Pregnant mice (E15.5) were sacrificed with compressed CO2 gas anesthesia, followed by cervical dislocation and rapid decapitation for truncal blood, placental, and fetal tissue collection between 9AM-11AM (ZT3-5), when CL and CD mice light schedules were concordant; within this range, tissue collection time did not substantially differ between CL and CD groups. Position of each placental sample within the uterine horns, placental wet weight, and reabsorptions were recorded and placentae immediately dissected out after removing uterine tissue. Placenta samples contained uterine decidua in addition to trophoblast tissue. Placental tissue samples were snap-frozen in liquid nitrogen and stored at -80°C until further processing for RNA isolation or preserved in 10% neutral buffered formalin for histological and immunohistochemical analyses. Fetal tail samples were also collected, snap frozen, and stored at -80°C until later use for sex determination. Samples from 3 dams, all from the CD group, were excluded due to noted quality issues during collection; for example, in 2 mice, all of the embryos in a uterine horn exhibited blood clots and discoloration. Samples from a total of 12 dams, 6 CL and 6 CD, were included in the analysis.

RNA isolation, sequencing, alignment, and generation of count data

Prior to placental RNA isolation, all fetal tail tissue samples were lysed and RNA extracted using the Qiagen Allprep DNA/RNA Mini Kit according to manufacturer’s instructions and Sry gene expression measured via PCR to determine sex (SryFWD: 5’–TGG GAC TGG TGA CAA TTG TG -3’ and SryREV: 5’–GAG TAC AGG TGT GCA GCT CT-3’).
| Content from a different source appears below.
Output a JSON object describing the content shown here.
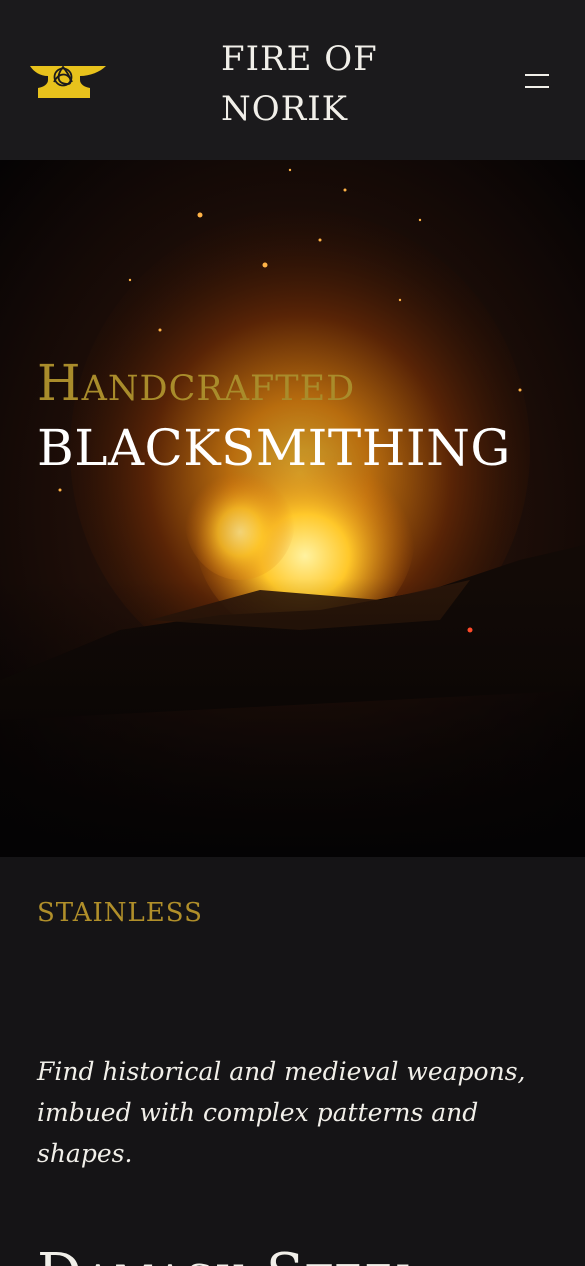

Samples with faint bands were re-run. For RNA sequencing, placental samples without any noted collection quality issues were randomly selected and matched on sex when possible (quality samples of both sexes were not available for each dam). Two individual placenta samples from each dam were chosen, for a total of 24 placenta samples, 12 from each light treatment group, and DNA and RNA isolated using the Qiagen Allprep DNA/RNA Mini Kit according to manufacturer’s instructions. RNA quality was measured using the Agilent 2100 Bioanalyzer with Agilent RNA 6000 Nano kit (cat# 5067–1511) following manufacturer’s instructions and RNA concentrations measured with a Thermo Scientific NanoDrop spectrophotometer. All samples had RIN scores ≥ 9. Placental RNA samples (n = 24) were sent to the Emory Genomics core for PolyA RNA sequencing performed at 30M read depth. FastQC was performed to check read quality and fastq files aligned to the C57 mouse genome (Ensemble assembly GRCm38.p6) with STAR v2.7 using default settings. Read counts were derived using the “quantmode” command in STAR. Raw sequencing data FastQ files, processed gene count data, and sample information have been deposited in GEO (accession number GSE169266). Code for sample alignment and processing, as well as gene count data, are available at: https://github.com/dclarktown/CD_mice_placenta (DOI: 10.5281/zenodo.4536522).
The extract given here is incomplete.